The comments may lead some to wonder whether the league will opt out of the current collective bargaining agreement on June 30, 2017 (the CBA will run until June 30, 2021, unless one of the sides opts out; the side opting out must notify the other party by Dec. 15). Durant's signing could have even greater implications, with Silver concerned about competitive balance in the league.
Indeed, Durant maintained his ultimate goal in joining the Warriors was to win a championship:
I want to win a championship, but you've got to play great basketball to win a championship. Those guys were so close last year, so they're hungry this year to get back. I want to help them. I want to be the guy that takes them over the top.

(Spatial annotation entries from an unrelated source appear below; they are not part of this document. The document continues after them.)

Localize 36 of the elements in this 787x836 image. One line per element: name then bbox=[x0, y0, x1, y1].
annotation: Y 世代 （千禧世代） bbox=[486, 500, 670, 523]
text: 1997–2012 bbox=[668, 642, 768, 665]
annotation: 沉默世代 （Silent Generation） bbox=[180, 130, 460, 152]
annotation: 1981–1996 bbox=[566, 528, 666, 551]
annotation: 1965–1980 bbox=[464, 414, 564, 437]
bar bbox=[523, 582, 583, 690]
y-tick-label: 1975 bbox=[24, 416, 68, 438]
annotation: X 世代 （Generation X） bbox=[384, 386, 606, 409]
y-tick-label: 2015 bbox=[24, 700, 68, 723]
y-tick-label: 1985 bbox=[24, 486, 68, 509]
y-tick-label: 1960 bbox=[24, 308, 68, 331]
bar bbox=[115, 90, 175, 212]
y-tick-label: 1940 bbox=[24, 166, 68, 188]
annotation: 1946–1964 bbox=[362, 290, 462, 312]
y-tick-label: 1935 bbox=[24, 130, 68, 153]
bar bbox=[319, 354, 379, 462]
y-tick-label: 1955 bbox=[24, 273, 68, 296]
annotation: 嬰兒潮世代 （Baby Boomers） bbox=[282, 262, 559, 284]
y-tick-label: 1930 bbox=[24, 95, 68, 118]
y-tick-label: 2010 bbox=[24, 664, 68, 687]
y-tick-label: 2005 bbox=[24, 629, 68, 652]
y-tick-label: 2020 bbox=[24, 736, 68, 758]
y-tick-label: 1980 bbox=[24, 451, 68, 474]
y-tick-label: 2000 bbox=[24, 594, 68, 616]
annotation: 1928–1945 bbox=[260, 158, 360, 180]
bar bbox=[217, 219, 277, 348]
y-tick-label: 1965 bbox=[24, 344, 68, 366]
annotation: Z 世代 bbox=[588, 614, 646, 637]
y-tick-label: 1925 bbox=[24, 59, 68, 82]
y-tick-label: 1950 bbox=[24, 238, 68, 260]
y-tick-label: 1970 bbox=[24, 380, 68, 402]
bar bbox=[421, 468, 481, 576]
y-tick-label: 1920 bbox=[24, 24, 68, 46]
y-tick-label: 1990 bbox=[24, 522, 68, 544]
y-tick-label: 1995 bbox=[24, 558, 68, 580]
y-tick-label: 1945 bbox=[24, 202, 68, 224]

We don't have any selfish players on the team. That's the thing: I think everybody expects us to play selfish, but guys want to go out there and win and just play the right way. That's what they've been doing. It's on me to come in there and adapt to what they've been doing. It's going to take me some time, but I'm going to get used to it pretty quick.
That's certainly a scary thought for the rest of the NBA. After all, who do teams focus on slowing down? If you press the perimeter and pressure jump-shooters like Curry and Klay Thompson, Durant will have all the room in the world to slash to the basket. If you try to keep the ball away from Durant, however, Curry and Thompson should be able to find open shots all over the perimeter.
That doesn't even include the various ways Draymond Green can score—or the possibility of Durant and Curry in the pick-and-roll, pressuring teams into the impossible decision of either switching and leaving Durant with a mismatch or giving Curry the space to take an open shot.
Once Durant and the Warriors figure out how they best operate with one another—and given how unselfishly they play, that won't take long, as Durant noted—they may be unstoppable on the offensive end.